Geddy, our publisher, wrote:
Passage For Muhammad Ali
To those of us who grew up in the Greenwich Village culture of the Sixties, Muhammad Ali was a cultural hero in the same class as John Lennon, Allen Ginsberg, Billie Holiday, Bobby Kennedy, Ravi Shankar, Marshall McLuhan, Martin Luther King, Tim Leary, Norman Mailer and Charlie Parker. Crackling with intensity and intelligence, he was endlessly articulate in fighting personal, social and racial injustice.
The gap between today’s tech-oriented hipster generation and its establishment doesn’t hold a candle compared to the chasm that separated the conservative business generation and the rebellious young in the Sixties. But Ali chose not to move to a commune or smoke grass on an urban street. While most of his generation avoided the Vietnam War through physical, psychological and occupational deferments, Ali, rather than flee to Canada, stood up face to face for his beliefs, refused induction, was stripped of his title, convicted of draft dodging and unable to practice his profession for three years until rescued by the Supreme Court.

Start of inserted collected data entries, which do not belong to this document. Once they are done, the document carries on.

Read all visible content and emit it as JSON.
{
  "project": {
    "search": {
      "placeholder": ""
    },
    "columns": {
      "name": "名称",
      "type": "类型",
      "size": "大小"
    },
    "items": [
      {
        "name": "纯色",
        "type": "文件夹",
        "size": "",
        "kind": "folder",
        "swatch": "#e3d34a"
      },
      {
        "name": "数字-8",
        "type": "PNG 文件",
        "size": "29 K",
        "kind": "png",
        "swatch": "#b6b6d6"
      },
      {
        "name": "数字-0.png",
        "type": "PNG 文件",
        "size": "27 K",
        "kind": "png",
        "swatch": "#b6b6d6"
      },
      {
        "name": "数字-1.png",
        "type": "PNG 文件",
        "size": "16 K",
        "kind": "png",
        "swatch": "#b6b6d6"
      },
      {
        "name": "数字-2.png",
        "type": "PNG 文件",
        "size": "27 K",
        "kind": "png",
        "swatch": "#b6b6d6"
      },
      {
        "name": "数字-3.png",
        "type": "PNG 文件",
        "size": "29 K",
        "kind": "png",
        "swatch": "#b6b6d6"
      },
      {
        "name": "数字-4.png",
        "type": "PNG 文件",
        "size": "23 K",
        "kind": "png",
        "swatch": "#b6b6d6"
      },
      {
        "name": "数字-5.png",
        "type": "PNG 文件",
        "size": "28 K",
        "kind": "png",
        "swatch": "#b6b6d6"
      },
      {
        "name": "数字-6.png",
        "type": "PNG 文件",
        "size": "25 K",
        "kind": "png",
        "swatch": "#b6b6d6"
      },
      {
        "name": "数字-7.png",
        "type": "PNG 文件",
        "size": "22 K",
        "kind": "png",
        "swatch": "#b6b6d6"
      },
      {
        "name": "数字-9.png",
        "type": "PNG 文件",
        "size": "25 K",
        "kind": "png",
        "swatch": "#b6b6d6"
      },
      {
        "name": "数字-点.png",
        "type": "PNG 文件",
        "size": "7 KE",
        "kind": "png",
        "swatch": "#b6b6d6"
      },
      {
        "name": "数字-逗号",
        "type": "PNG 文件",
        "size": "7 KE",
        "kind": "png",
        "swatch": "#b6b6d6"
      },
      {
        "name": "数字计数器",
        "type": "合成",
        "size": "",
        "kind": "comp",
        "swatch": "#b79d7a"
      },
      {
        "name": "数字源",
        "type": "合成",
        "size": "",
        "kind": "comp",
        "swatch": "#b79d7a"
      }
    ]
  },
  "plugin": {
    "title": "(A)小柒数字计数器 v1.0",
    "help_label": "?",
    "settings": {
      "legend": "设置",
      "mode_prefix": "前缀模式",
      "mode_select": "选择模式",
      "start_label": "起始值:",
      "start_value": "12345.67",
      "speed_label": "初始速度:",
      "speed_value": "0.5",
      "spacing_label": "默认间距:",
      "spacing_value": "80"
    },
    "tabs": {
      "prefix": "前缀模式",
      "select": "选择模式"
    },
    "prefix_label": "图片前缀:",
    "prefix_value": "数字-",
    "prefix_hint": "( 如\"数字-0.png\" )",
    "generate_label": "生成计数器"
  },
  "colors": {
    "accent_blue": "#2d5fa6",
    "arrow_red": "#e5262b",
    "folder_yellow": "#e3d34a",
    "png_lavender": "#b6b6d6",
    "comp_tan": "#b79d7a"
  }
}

Younger generations have little idea of the famous fighter he really was. We of his generation honor Muhammad Ali’s memory. He was one of a kind, a credit to the human race. He was the greatest.
Then there he was. The most famous person in the world. Not just athlete, but person. Finally, when he could barely talk anymore and all the nimble was gone from his feet, he was there, helping make peace in the world; he was in Atlanta at the ‘96 Olympics, fearlessly shaking with Parkinson’s as he lit the torch; commanding any room with his presence. His final acts were so far removed from his earlier ones, yet perhaps more impactful for all that had gone before.
It’s no surprise that he’s passed on now. All of our icons do, as do we. It’s kind of remarkable that he lasted as long as he did. But then that’s Ali, defying expectations, continuing silently on his journey, sustained by the love that he gets and gives.
Rest in peace, Champ. You earned it.